Red Hat said Balakrishnan will also be driving adoption of Red Hat Enterprise Virtualization, currently in version 3.0, which the vendor pitches as a cheaper alternative to Linux and Windows systems. It's built on the kernel-based virtual machine (KVM) hypervisor managed by the Apache Software Foundation.

According to Balakrishnan's LinkedIn profile, his title is general manager of Red Hat's virtualization business unit, but it's not clear if that was the title he assumed in December or the new one. Red Hat couldn't be reached for clarification.

Balakrishnan joined Microsoft in 1999 and held a variety of positions during his time there, including senior director of Windows Azure public cloud in the Asia-Pacific, and director of virtualization and private cloud, a role driving worldwide marketing for Microsoft's three-year, $250 million cloud partnership with Hewlett-Packard, which began in 2010.
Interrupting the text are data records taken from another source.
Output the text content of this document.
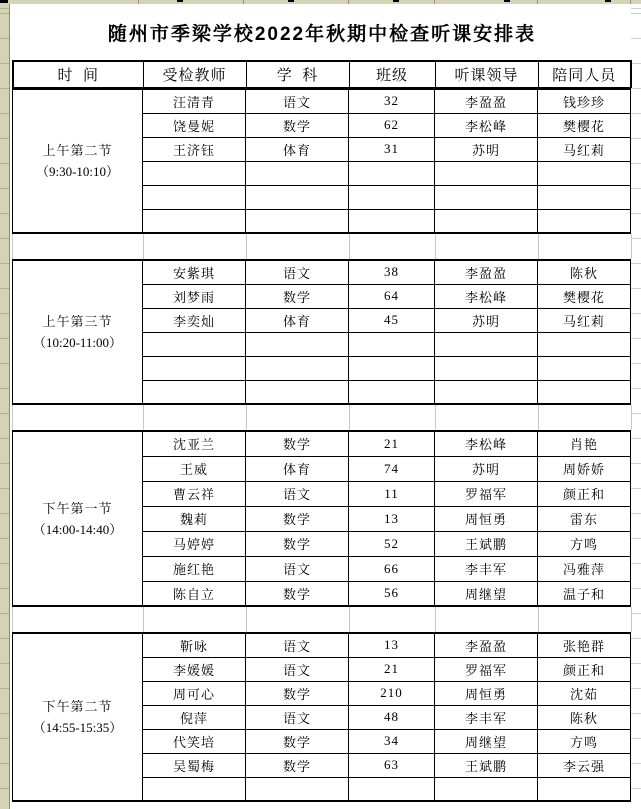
随州市季梁学校2022年秋期中检查听课安排表
时  间	受检教师	学  科	班级	听课领导	陪同人员
上午第二节
（9:30-10:10）	汪清青	语文	32	李盈盈	钱珍珍
	饶曼妮	数学	62	李松峰	樊樱花
	王济钰	体育	31	苏明	马红莉

上午第三节
（10:20-11:00）	安紫琪	语文	38	李盈盈	陈秋
	刘梦雨	数学	64	李松峰	樊樱花
	李奕灿	体育	45	苏明	马红莉

下午第一节
（14:00-14:40）	沈亚兰	数学	21	李松峰	肖艳
	王威	体育	74	苏明	周娇娇
	曹云祥	语文	11	罗福军	颜正和
	魏莉	数学	13	周恒勇	雷东
	马婷婷	数学	52	王斌鹏	方鸣
	施红艳	语文	66	李丰军	冯雅萍
	陈自立	数学	56	周继望	温子和
下午第二节
（14:55-15:35）	靳咏	语文	13	李盈盈	张艳群
	李媛媛	语文	21	罗福军	颜正和
	周可心	数学	210	周恒勇	沈茹
	倪萍	语文	48	李丰军	陈秋
	代笑培	数学	34	周继望	方鸣
	吴蜀梅	数学	63	王斌鹏	李云强
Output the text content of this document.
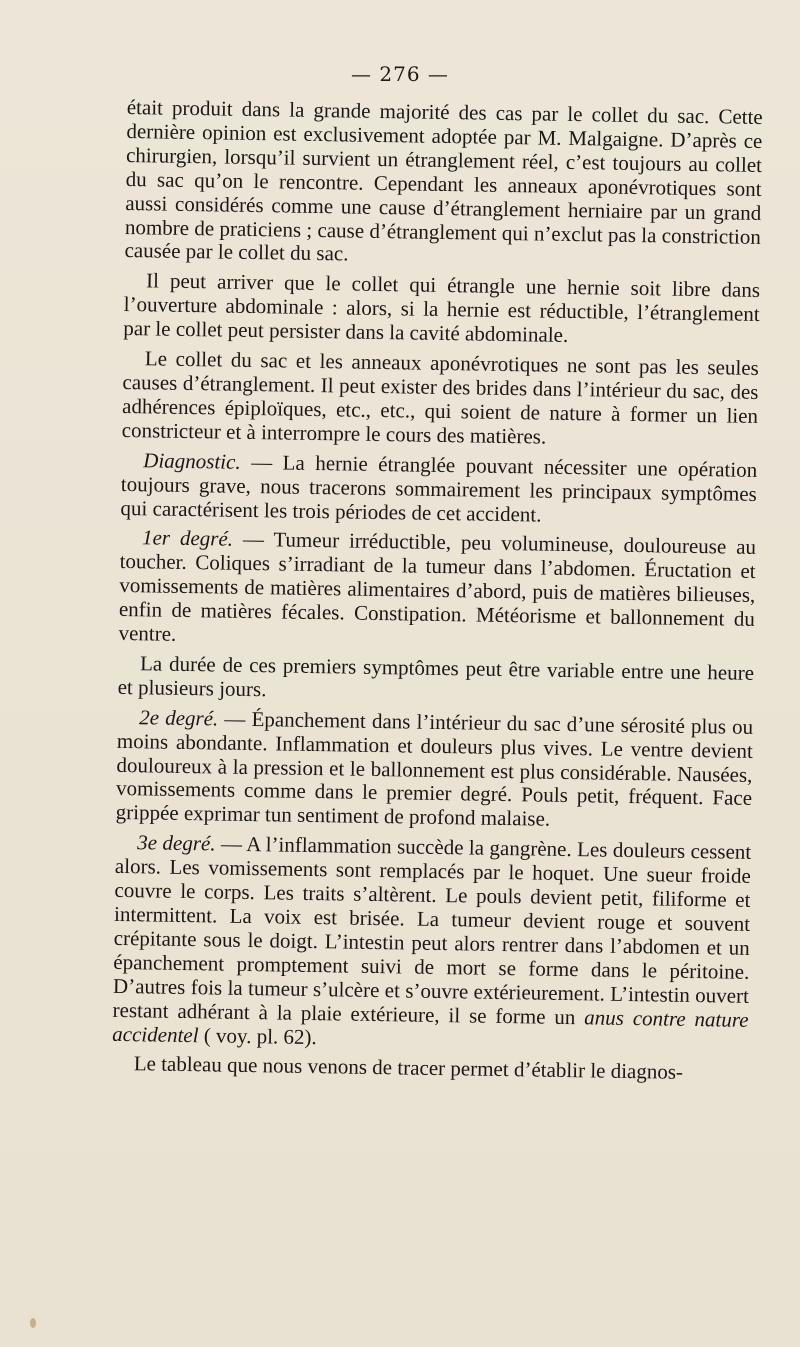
— 276 —

était produit dans la grande majorité des cas par le collet du sac. Cette dernière opinion est exclusivement adoptée par M. Malgaigne. D’après ce chirurgien, lorsqu’il survient un étranglement réel, c’est toujours au collet du sac qu’on le rencontre. Cependant les anneaux aponévrotiques sont aussi considérés comme une cause d’étranglement herniaire par un grand nombre de praticiens ; cause d’étranglement qui n’exclut pas la constriction causée par le collet du sac.

Il peut arriver que le collet qui étrangle une hernie soit libre dans l’ouverture abdominale : alors, si la hernie est réductible, l’étranglement par le collet peut persister dans la cavité abdominale.

Le collet du sac et les anneaux aponévrotiques ne sont pas les seules causes d’étranglement. Il peut exister des brides dans l’intérieur du sac, des adhérences épiploïques, etc., etc., qui soient de nature à former un lien constricteur et à interrompre le cours des matières.

Diagnostic. — La hernie étranglée pouvant nécessiter une opération toujours grave, nous tracerons sommairement les principaux symptômes qui caractérisent les trois périodes de cet accident.

1er degré. — Tumeur irréductible, peu volumineuse, douloureuse au toucher. Coliques s’irradiant de la tumeur dans l’abdomen. Éructation et vomissements de matières alimentaires d’abord, puis de matières bilieuses, enfin de matières fécales. Constipation. Météorisme et ballonnement du ventre.

La durée de ces premiers symptômes peut être variable entre une heure et plusieurs jours.

2e degré. — Épanchement dans l’intérieur du sac d’une sérosité plus ou moins abondante. Inflammation et douleurs plus vives. Le ventre devient douloureux à la pression et le ballonnement est plus considérable. Nausées, vomissements comme dans le premier degré. Pouls petit, fréquent. Face grippée exprimar tun sentiment de profond malaise.

3e degré. — A l’inflammation succède la gangrène. Les douleurs cessent alors. Les vomissements sont remplacés par le hoquet. Une sueur froide couvre le corps. Les traits s’altèrent. Le pouls devient petit, filiforme et intermittent. La voix est brisée. La tumeur devient rouge et souvent crépitante sous le doigt. L’intestin peut alors rentrer dans l’abdomen et un épanchement promptement suivi de mort se forme dans le péritoine. D’autres fois la tumeur s’ulcère et s’ouvre extérieurement. L’intestin ouvert restant adhérant à la plaie extérieure, il se forme un anus contre nature accidentel ( voy. pl. 62).

Le tableau que nous venons de tracer permet d’établir le diagnos-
Red Hat sees its open source roots as a key advantage over proprietary players in the public cloud. "The cloud today is now built on Linux and open source. ... You wouldn't have the cloud today if Linux and open source had not been developed," Paul Cormier, president of products and technologies at Red Hat, said at the Red Hat Partner Conference in January.

Red Hat last week reported fiscal fourth-quarter earnings, with revenue growing 17 percent and profit jumping 19 percent on subscription growth. Yet these results came in slightly short of analysts' expectations, causing Red Hat shares to tumble 12 percent to $48.50 in the wake of the announcement. They're trading at $48.84 as of Tuesday afternoon Pacific Standard Time.